# Interested in Vietnam Era Special Operations Dogs of War



## Tiger_Goosebark (May 26, 2011)

I've looked around a bit on the forum and found snippets here and there, but I'm looking for information on the Dogs of War used by US Special Forces during Vietnam.

If anyone has seen the Korean, generally silent film Spring Summer Fall Winter & Spring, I'm working on a similar screen play.

Without giving away too much, the story would solely follow "Sam" a GSD left behind. A surplus of war as he tries to survive on his own in post war Vietnam.

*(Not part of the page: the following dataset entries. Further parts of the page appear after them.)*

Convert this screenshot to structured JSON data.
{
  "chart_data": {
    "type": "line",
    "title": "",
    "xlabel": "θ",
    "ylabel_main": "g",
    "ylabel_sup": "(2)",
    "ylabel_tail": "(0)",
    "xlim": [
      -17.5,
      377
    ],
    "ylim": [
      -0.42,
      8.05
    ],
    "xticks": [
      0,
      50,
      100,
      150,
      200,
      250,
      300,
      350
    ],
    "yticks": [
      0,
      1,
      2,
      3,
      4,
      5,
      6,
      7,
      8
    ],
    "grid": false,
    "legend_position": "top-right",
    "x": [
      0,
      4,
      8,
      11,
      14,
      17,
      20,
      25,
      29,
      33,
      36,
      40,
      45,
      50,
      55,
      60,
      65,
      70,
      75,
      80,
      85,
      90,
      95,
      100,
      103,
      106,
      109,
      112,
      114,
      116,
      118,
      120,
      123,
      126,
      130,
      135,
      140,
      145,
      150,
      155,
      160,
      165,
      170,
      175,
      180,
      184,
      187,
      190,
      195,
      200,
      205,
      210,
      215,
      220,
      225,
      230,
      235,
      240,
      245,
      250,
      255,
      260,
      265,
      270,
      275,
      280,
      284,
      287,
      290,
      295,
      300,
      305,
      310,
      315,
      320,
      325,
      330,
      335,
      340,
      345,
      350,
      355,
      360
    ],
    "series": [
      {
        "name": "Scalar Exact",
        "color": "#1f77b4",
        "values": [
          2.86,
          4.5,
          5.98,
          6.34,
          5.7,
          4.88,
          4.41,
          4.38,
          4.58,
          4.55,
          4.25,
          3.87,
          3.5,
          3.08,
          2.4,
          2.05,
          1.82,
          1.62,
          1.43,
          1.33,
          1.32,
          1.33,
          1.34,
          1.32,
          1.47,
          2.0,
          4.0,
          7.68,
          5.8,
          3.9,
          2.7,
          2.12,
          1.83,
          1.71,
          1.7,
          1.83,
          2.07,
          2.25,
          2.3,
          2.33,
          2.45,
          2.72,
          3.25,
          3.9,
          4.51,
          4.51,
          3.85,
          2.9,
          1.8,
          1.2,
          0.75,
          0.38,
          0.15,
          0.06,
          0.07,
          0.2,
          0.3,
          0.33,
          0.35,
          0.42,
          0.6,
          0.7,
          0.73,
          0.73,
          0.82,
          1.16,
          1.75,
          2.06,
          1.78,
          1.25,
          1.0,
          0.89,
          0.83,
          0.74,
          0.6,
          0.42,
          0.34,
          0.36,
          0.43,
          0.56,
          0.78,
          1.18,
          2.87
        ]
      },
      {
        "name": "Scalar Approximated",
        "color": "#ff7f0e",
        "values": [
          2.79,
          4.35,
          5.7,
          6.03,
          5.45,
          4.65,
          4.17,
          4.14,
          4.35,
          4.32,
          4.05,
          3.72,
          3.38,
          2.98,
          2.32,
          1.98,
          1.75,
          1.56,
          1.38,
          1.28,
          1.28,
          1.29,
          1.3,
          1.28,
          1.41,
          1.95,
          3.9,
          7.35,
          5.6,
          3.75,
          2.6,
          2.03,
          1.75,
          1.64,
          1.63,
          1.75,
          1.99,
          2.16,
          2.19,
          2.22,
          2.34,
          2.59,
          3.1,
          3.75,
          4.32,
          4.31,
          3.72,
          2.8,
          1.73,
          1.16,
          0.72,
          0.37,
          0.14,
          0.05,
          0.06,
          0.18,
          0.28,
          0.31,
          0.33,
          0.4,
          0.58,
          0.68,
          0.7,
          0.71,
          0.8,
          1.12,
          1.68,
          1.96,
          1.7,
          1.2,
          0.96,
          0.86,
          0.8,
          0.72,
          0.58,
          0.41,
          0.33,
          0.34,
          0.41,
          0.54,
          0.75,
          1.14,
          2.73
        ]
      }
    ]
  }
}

If you'd like to leave it on the open forum that's all well and good, if not, please PM me. 

I'd really appreciate the help and history.

V/R

TheGoose


----------



## x SF med (May 26, 2011)

a 45 second film - the chopper takes off and the locals run up and turn him into dinner.   Sorry, not being flippant, just truthful.


----------



## Tiger_Goosebark (May 26, 2011)

Roger, I figured as much was true. I'm not really looking for any aftermath insight. Sort of just the role war dogs played in group during the war. It's sort of a small part of the overall screenplay, but I don't want to fill it full of historical inaccuracies. I'm a GSD owner/trainer and overall fan of the breed. The concept is more or less a final farewell to friends left behind, and a nod to the spirit and loyalty of war dogs.


----------



## Manolito (May 26, 2011)

http://www.uswardogs.org/
This may help.
Bill


----------



## Tiger_Goosebark (May 27, 2011)

> http://www.uswardogs.org/
> This may help.



Thanks Bill, I'll look around on there and see if I can get in contact with some of their members.


----------



## Mac_NZ (May 27, 2011)

You might find a bit if you start looking at Tracking teams in Vietnam that used scent dogs in conjunction with VTs.  I know theres a really detailed site but can't remember the name.


----------